Every once in a while, we take a weekend. The other weekend we went to Half Moon Bay and took a walk on the shoreline. I kept wishing that I would see that pacific-golden plover again. I never did that day, but the memory of it chirping in the distance was enough to make me think about the hard stop between summer and fall.
The summer is driving, the summer is sitting in cars and texting Aidan and having him say that we need to go to Mount Diablo or the Asian grocery store so that he can buy some good kimchi. Fall feels more like a sedentary quiet kind of sweetness in the mouth, like a scoop of ice cream in a mug, maybe with an espresso shot in the evening when we’re feeling frisky.

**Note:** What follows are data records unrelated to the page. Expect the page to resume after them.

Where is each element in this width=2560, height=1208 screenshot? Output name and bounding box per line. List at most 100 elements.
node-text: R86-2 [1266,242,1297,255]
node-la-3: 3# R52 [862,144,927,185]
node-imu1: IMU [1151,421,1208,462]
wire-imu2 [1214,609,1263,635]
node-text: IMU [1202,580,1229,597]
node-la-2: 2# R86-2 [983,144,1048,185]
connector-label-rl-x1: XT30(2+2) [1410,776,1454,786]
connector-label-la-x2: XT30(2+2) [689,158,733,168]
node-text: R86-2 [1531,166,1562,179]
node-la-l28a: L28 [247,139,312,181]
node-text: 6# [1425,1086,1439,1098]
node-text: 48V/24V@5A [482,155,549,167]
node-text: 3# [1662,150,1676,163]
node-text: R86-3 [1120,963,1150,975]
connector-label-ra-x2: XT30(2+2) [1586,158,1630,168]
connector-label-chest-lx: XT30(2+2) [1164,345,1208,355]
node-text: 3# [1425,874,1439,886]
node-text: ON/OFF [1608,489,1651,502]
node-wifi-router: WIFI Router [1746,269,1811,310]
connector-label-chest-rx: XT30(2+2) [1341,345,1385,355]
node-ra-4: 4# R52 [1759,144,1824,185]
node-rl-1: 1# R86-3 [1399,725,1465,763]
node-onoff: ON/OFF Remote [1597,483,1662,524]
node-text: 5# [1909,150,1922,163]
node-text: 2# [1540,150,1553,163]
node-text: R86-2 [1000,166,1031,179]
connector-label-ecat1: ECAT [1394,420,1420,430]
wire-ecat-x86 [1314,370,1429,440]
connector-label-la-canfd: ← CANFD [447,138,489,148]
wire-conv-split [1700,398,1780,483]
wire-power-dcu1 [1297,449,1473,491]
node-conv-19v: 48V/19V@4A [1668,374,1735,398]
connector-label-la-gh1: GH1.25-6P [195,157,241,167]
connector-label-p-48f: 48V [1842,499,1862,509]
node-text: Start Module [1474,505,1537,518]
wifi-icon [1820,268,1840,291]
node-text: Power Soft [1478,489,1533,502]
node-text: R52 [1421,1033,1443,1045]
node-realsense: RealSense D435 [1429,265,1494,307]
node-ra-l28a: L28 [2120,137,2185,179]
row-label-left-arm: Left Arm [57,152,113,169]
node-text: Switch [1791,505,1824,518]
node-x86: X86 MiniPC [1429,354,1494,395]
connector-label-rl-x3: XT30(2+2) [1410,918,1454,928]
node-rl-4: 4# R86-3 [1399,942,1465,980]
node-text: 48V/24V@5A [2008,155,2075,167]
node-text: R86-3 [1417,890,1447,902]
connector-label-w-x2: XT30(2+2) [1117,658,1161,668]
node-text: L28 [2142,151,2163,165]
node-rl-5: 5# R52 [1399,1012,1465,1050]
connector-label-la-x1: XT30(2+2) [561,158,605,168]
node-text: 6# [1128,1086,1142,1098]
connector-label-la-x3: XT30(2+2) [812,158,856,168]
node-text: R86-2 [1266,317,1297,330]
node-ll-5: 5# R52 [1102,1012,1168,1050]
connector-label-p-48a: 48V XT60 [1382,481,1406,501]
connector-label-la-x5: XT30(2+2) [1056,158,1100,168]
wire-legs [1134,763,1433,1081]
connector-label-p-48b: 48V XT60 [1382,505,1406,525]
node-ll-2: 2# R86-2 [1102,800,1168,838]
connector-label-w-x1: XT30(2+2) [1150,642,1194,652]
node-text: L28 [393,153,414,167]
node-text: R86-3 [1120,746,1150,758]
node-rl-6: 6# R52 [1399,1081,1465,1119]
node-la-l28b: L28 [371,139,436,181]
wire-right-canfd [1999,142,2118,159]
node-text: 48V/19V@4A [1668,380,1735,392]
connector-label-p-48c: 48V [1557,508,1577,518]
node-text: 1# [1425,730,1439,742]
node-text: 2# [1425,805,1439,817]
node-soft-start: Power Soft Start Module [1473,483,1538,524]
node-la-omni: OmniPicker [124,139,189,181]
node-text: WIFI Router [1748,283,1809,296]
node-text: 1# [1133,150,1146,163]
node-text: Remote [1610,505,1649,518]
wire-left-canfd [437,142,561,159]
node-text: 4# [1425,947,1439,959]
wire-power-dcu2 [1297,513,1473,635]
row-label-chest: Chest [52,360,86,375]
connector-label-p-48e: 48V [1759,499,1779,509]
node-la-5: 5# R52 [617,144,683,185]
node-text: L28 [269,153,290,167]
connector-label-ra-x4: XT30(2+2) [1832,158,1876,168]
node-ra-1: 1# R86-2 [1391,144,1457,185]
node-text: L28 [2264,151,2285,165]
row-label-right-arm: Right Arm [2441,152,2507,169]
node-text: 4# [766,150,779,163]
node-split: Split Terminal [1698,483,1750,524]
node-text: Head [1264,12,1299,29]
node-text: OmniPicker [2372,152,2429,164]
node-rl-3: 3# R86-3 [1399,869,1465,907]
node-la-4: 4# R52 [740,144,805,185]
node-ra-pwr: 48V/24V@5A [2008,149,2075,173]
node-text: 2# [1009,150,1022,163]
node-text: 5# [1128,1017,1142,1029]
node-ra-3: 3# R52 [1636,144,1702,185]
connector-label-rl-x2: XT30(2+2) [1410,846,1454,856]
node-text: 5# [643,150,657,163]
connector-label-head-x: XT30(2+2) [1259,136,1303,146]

Mom and Dad say that they miss me, but I haven’t talked to them since Dad told me that my great-uncle died. I have a car now, so maybe I might turn down Aidan’s offer for a Thanksgiving and instead drive back. I remember that car though; golden sister and I would use it every day when we went to visit the hospital last year, and we went every day, every morning. We sat by the hospital bed, watched the Great British Baking Show, and then said good night, packed up and drove back home.
On the weekdays, I would cry in my room in Berkeley. On the weekends, I would cry in my room in Elk Grove. I didn’t like going anywhere in that specific car afterward, didn’t want to be in that silver Toyota Camry anymore. Eventually, Mom and Dad gave me the car, and I went to Lake Anza with Aidan in the backseat. He cracks jokes without a smile, so I feel confused looking in the rear view mirror. I want him to laugh, to say in an offhand fashion that the star of the morning is the sunrise. I want him to hand me his $130 binoculars and say that the pacific golden plover migrates back every winter. Maybe I’ll see it this year.